- Location: 65°10′12″N 152°04′33″W﻿ / ﻿65.17000°N 152.07583°W Tanana, Alaska, U.S.
- Date: May 1, 2014
- Weapon: Ruger Mini-14
- Deaths: 2
- Perpetrator: Nathanial Lee Kangas
- Verdict: 203 years in prison
- Convictions: First-degree murder; Third-degree assault;

= 2014 Alaska State Trooper killings =

Shooting of police officers in Alaska, U.S.

On May 1, 2014, two Alaska State Troopers were killed in Tanana after responding to a report of a resident brandishing a gun in an altercation over the private sale of a $150 couch. The Fairbanks-based troopers, Sergeant Patrick Scott Johnson and Trooper Gabriel Lenox Rich, had been featured in the National Geographic Channel program Alaska State Troopers. Nineteen-year-old Tanana resident Nathanial Lee Kangas was charged with two counts of first-degree murder and a single count of third-degree assault.

==Events==
Kangas shot and killed the officers as they attempted to arrest his father, Arvin Kangas, at the family's home. Arvin Kangas, 58, was charged with assault for pointing a shotgun at the local Village Public Safety Officer (VPSO) during the incident that prompted the troopers' investigation.

==Aftermath==
On May 5, the chairman of the Tanana Tribal Council issued a statement expressing the council's shock and grief and offering condolences to the families of the officers, stating, "We want them to know that this was the action of individuals and that this was not, and is not, Tanana." Later that week, the tribal council voted unanimously to ban the elder Kangas and another resident from the community for their indirect roles in the deaths of the officers.

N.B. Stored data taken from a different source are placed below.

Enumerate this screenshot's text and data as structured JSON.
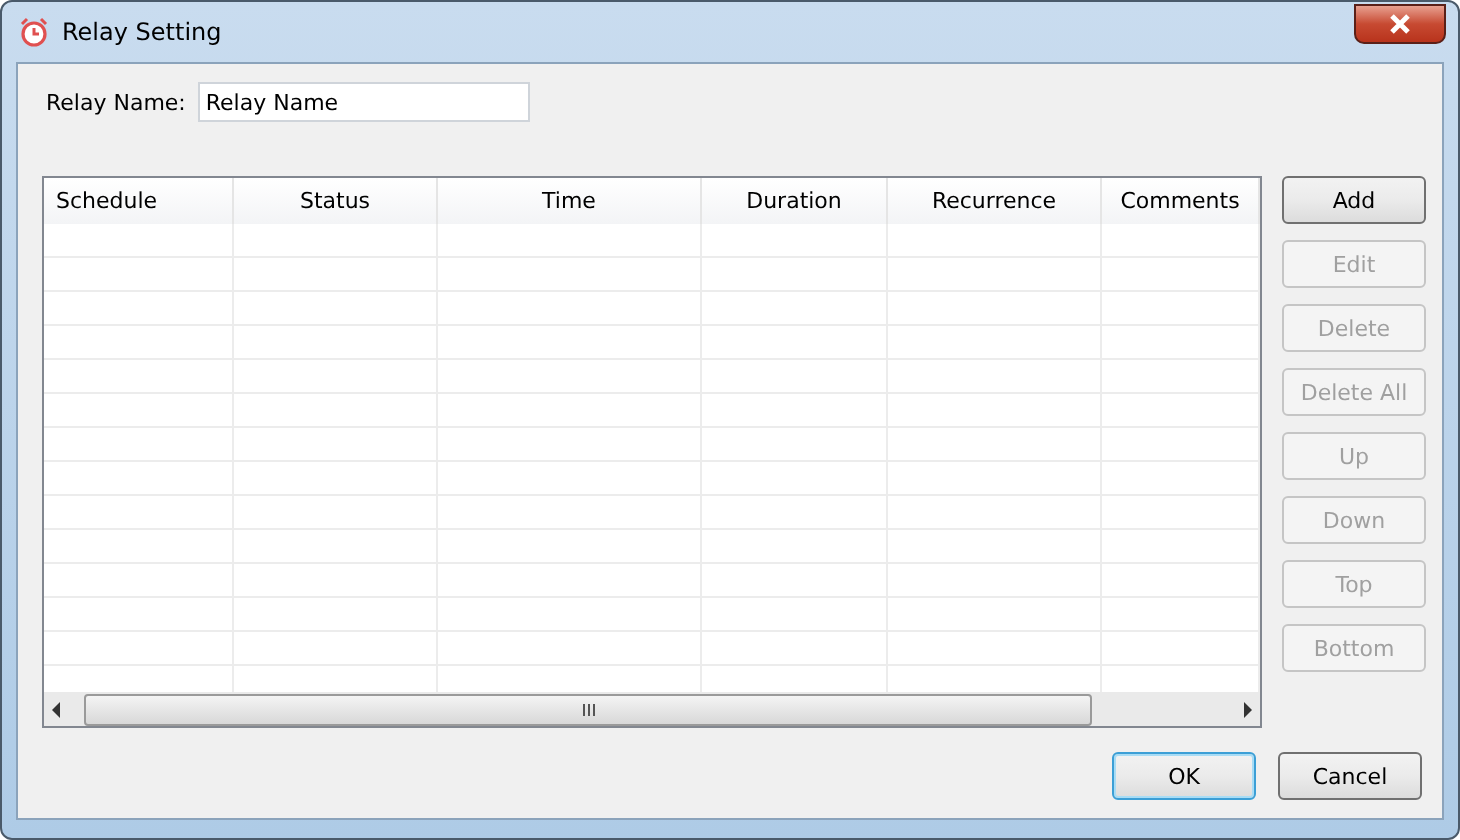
{
  "window": {
    "title": "Relay Setting"
  },
  "relay_name": {
    "label": "Relay Name:",
    "value": "Relay Name"
  },
  "table": {
    "columns": [
      "Schedule",
      "Status",
      "Time",
      "Duration",
      "Recurrence",
      "Comments"
    ]
  },
  "side_buttons": [
    {
      "label": "Add",
      "disabled": false
    },
    {
      "label": "Edit",
      "disabled": true
    },
    {
      "label": "Delete",
      "disabled": true
    },
    {
      "label": "Delete All",
      "disabled": true
    },
    {
      "label": "Up",
      "disabled": true
    },
    {
      "label": "Down",
      "disabled": true
    },
    {
      "label": "Top",
      "disabled": true
    },
    {
      "label": "Bottom",
      "disabled": true
    }
  ],
  "dialog_buttons": [
    {
      "label": "OK",
      "focused": true
    },
    {
      "label": "Cancel",
      "focused": false
    }
  ]
}
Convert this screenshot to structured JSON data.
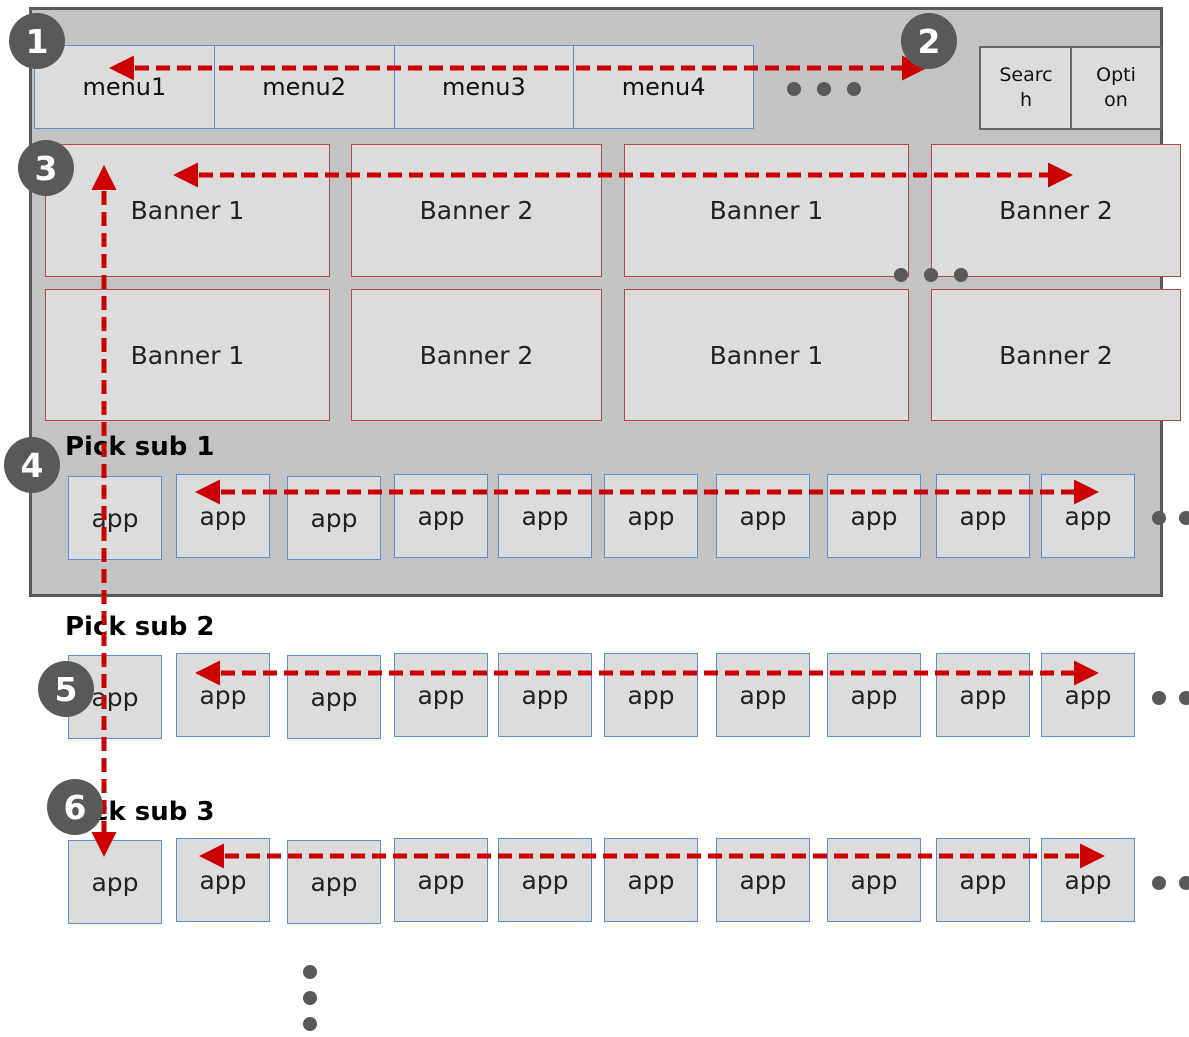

Nathanial Kangas was tried in May 2016 in Fairbanks for the deaths of troopers Johnson and Rich, and was found guilty of two counts of first-degree murder, one count of third-degree assault for pointing a weapon at a VPSO, and one count of tampering with evidence. He was sentenced in November to 203 years in prison (99 for the death of each trooper, 5 for evidence tampering). Arvin Kangas was convicted in May 2015 of three counts of evidence tampering (two for altering the position of the troopers' weapons, one for disposing of marijuana plants) and was sentenced to 10 years in prison, 8 of which must be served.